La terza cosa era ciò che Grindewald stesso era disposto a fare: tutto.
Non aveva freni né
limitazioni, se ne infischiava delle istituzioni, delle regole e delle leggi,
le infrangeva a suo piacimento senza preoccuparsi delle conseguenze come se
fosse un intoccabile, superiore ad ogni altra creatura sulla terra e stava
cominciando a coinvolgere anche lui e la sua disgraziata famiglia.
Albus, aveva molto da perdere, la famiglia era sulle sue
spalle così come il segreto di Ariana che aveva sciaguratamente raccontato
anche al suo fidato amico.
E tuttavia, il desiderio di
vendetta non era ancora scemato neppure la metà di quanto avrebbe dovuto.
Viveva nella bambagia,
credendo che tutto ruotasse intorno ai maghi e che i babbani
fossero creature malvagie solamente perché avevano reso sua sorella quasi
pazza, ma non aveva ancora indagato su quegli sconosciuti senza casa e senza
cibo che cercavano il modo di tirare avanti in un tempo appena prima dello
scoppio della Grande Guerra, dove la carestia era diffusa, le malattie ovunque,
la morte acquattata in ogni anfratto.
Anime povere e senza averi
che tentavano il tutto per tutto.
Erano cose che aveva saputo
solamente dopo.
Dopo quella triste sera.
Aveva lasciato casa sua con
una scusa per fare qualche ricerca sul passato di Grindewald,
quel passato di cui lui non sapeva nulla e di cui voleva sapere, di cui era
curioso.
Aveva incontrato un amico che
aveva studiato a Drumstrang e che aveva frequentato
con lui l’accademia per gli Auror, chiedendogli
qualche dettaglio come se si trattasse di pettegolezzi.

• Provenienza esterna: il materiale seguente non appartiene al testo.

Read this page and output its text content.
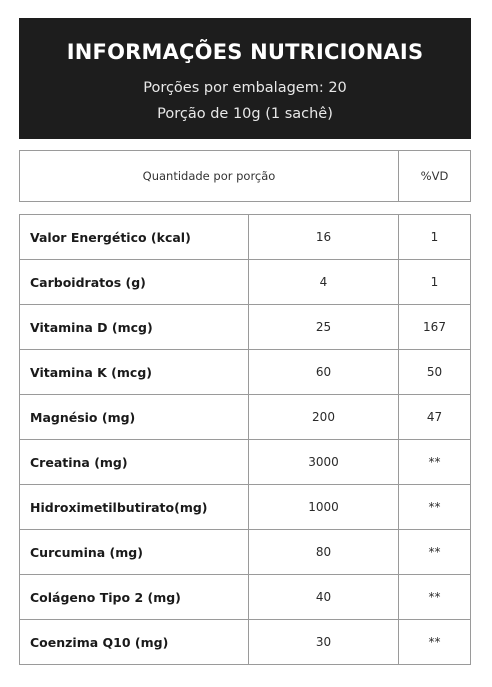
INFORMAÇÕES NUTRICIONAIS
Porções por embalagem: 20
Porção de 10g (1 sachê)
Quantidade por porção	%VD
Valor Energético (kcal)	16	1
Carboidratos (g)	4	1
Vitamina D (mcg)	25	167
Vitamina K (mcg)	60	50
Magnésio (mg)	200	47
Creatina (mg)	3000	**
Hidroximetilbutirato(mg)	1000	**
Curcumina (mg)	80	**
Colágeno Tipo 2 (mg)	40	**
Coenzima Q10 (mg)	30	**
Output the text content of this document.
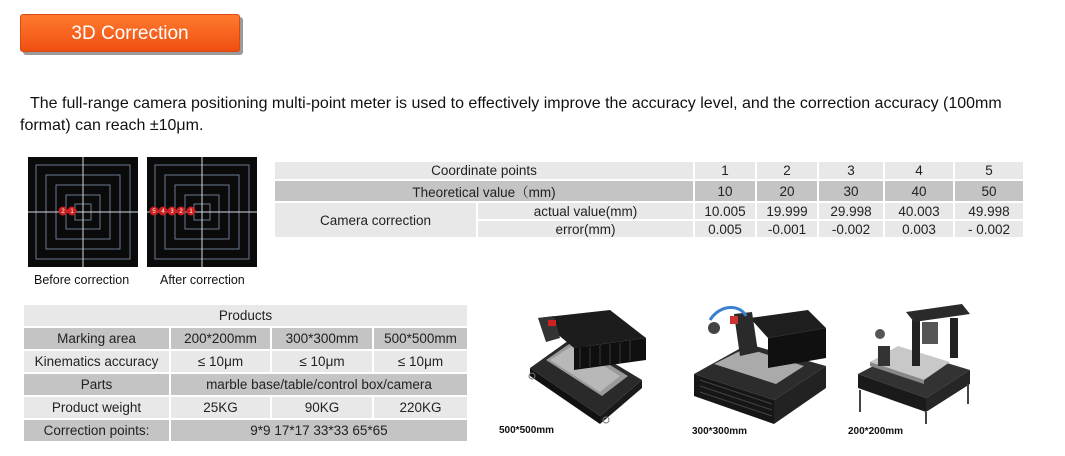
3D Correction
The full-range camera positioning multi-point meter is used to effectively improve the accuracy level, and the correction accuracy (100mm format) can reach ±10μm.
2 1
Before correction
5 4 3 2 1
After correction
Coordinate points		1	2	3	4	5
Theoretical value（mm)		10	20	30	40	50
Camera correction	actual value(mm)	10.005	19.999	29.998	40.003	49.998
	error(mm)	0.005	-0.001	-0.002	0.003	- 0.002
Products			
Marking area	200*200mm	300*300mm	500*500mm
Kinematics accuracy	≤ 10μm	≤ 10μm	≤ 10μm
Parts	marble base/table/control box/camera		
Product weight	25KG	90KG	220KG
Correction points:	9*9 17*17 33*33 65*65			500*500mm	300*300mm	200*200mm
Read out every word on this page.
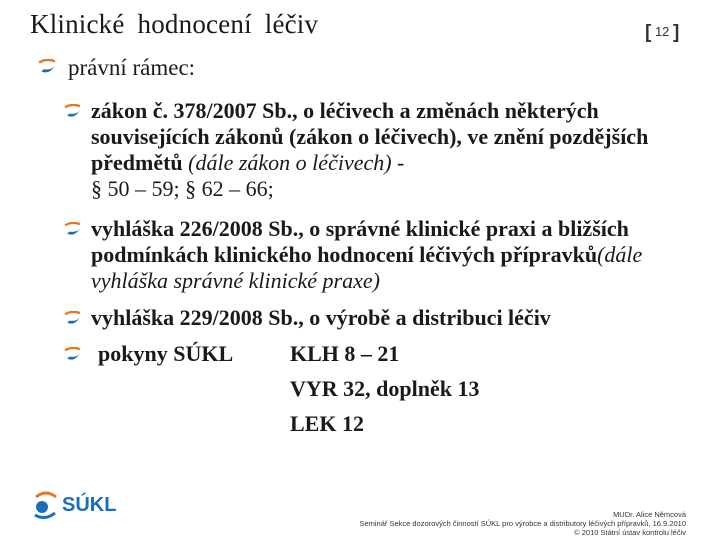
Klinické hodnocení léčiv	[ 12 ]
právní rámec:
zákon č. 378/2007 Sb., o léčivech a změnách některých souvisejících zákonů (zákon o léčivech), ve znění pozdějších předmětů (dále zákon o léčivech) -
§ 50 – 59; § 62 – 66;
vyhláška 226/2008 Sb., o správné klinické praxi a bližších podmínkách klinického hodnocení léčivých přípravků(dále vyhláška správné klinické praxe)
vyhláška 229/2008 Sb., o výrobě a distribuci léčiv
pokyny SÚKL	KLH 8 – 21
VYR 32, doplněk 13
LEK 12
SÚKL	MUDr. Alice Němcová
Seminář Sekce dozorových činností SÚKL pro výrobce a distributory léčivých přípravků, 16.9.2010
© 2010 Státní ústav kontrolu léčiv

Il Vaso di Pandora che si era
scoperchiato era stato un colpo troppo duro, troppo violento e troppo repentino
persino per lui che immaginava per la sua espulsione qualche marachella di poco
conto.
E invece, una serie di atroci
informazioni, sussurrate appena, cose proibite, avevano lasciato le labbra
tremanti di Igor, il suo amico, che aveva raccontato come Grindewald
si fosse reso responsabile di violenza su alcune ragazze di Beauxbatons
in visita all’altra scuola, tre erano state le poverette che a stento avevano
denunciato l’accaduto, anche se la preside dell’istituto e il rettore della
scuola russa credevano che fossero di più.
Era stata comminata una
punizione severissima per lo studente che, tuttavia, non prevedeva ancora
l’espulsione, fino al triste giorno del Cielo Grigio.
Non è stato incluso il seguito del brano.